Apprendre pendant le sommeil : "C'est possible, le cerveau s'adapte à son environnement même en dormant"
Une étude publiée dans la revue "Nature Communications" pourrait remettre en question notre façon d'apprendre. "Le cerveau s'adapte à son environnement et apprend pendant le sommeil léger et paradoxal" a découvert Sid kouider, chercheur au CNRS.
C'est le rêve de tous les gros dormeurs : apprendre pendant leur sommeil. On savait déjà que la mémoire travaillait pendant la nuit mais les connaissances se précisent. Une étude publiée mardi 8 août montre qu'il est possible d'apprendre des choses nouvelles pendant le sommeil. Selon Sid Kouider, chercheur au CNRS, il sera possible d'apprendre "des choses complexes d'ici plusieurs années ou plusieurs décennies pendant qu'on dort".
franceinfo : Que nous apprend cette étude précisément ?
Sid Kouider : Dans certaines situations, le cerveau peut tout à fait s'adapter à son environnement pendant le sommeil. Donc le cerveau peut apprendre des choses nouvelles durant certaines phases précises du sommeil. Ce dernier est divisé en trois phases : le sommeil léger qui suit l'endormissement, le sommeil profond où on est vraiment déconnecté de l'environnement et le sommeil paradoxal où le cerveau est très actif tout en étant déconnecté de l'environnement. Pendant le sommeil profond, plus rien ne peut entrer dans le cerveau et là on devient incapable d'apprendre. Mais cette étude montre que pendant les autres phases de sommeil, on peut continuer à entendre des sons par exemple. À notre grande surprise, on s'est aperçu que le cerveau s'adaptait à ces sons et restait assez plastique pour créer de nouveaux contenus. Lorsqu'on testait les personnes le lendemain matin, elles gardaient un souvenir de ce qui leur avait été présenté pendant le sommeil.
Si on nous diffuse une leçon d'histoire pendant le sommeil, il est possible de la répéter au réveil ?
On en est pas encore là. On a commencé avec des choses simples, des sortes de grésillements, de bruits. Il est possible de se souvenir de ces sons bien particuliers le lendemain matin. On peut extrapoler et imaginer qu'il sera possible d'apprendre des choses plus complexes. La porte reste ouverte. Il est fortement possible que dans les années ou les décennies à venir, on puisse déterminer à quel moment précis pendant le sommeil on est le plus capable d'apprendre.
Que se passe-t-il dans le cerveau humain pendant ces phases de mémorisation?
Dans le passé, on avait tendance à croire que le cerveau était complètement éteint pendant le sommeil, qu'il y avait une perte de conscience totale.

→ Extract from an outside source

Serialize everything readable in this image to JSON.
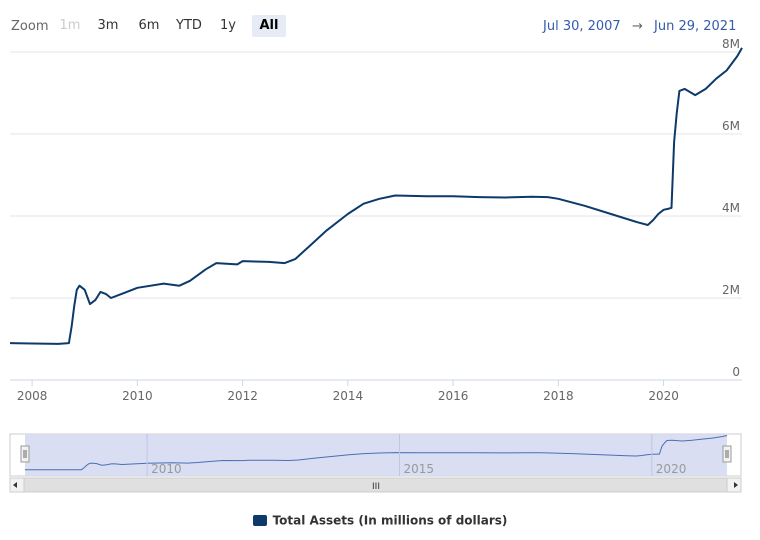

On sait maintenant que c'est totalement faux. Pendant le sommeil, le cerveau est extrêmement actif et cela a beaucoup à voir avec la mémoire et l'apprentissage. Ce qui avait déjà été montré, c'est que la mémoire de ce qu'on a appris pendant la journée est consolidée pendant qu'on dort. En clair, on va épurer les connaissances en gardant le plus important et en éliminant ce qui l'est moins.
Ce n'est donc pas une croyance transmise de génération en génération d'élèves ?
Pas du tout. Il y a même des hypothèses selon lesquelles on dort parce qu'on apprend tellement de choses pendant la journée qu'il y a une sorte de surcharge et un moment, il faut arrêter d'apprendre en se déconnectant de l'environnement. Mais ce que montre notre étude, c'est que même si le sommeil sert à consolider la mémoire de ce qu'on a appris pendant la journée, le dormeur reste connecté avec son environnement par moment et peut continuer à apprendre. Avant le sommeil profond vers lequel on va progressivement, on peut se créer de nouvelles représentations.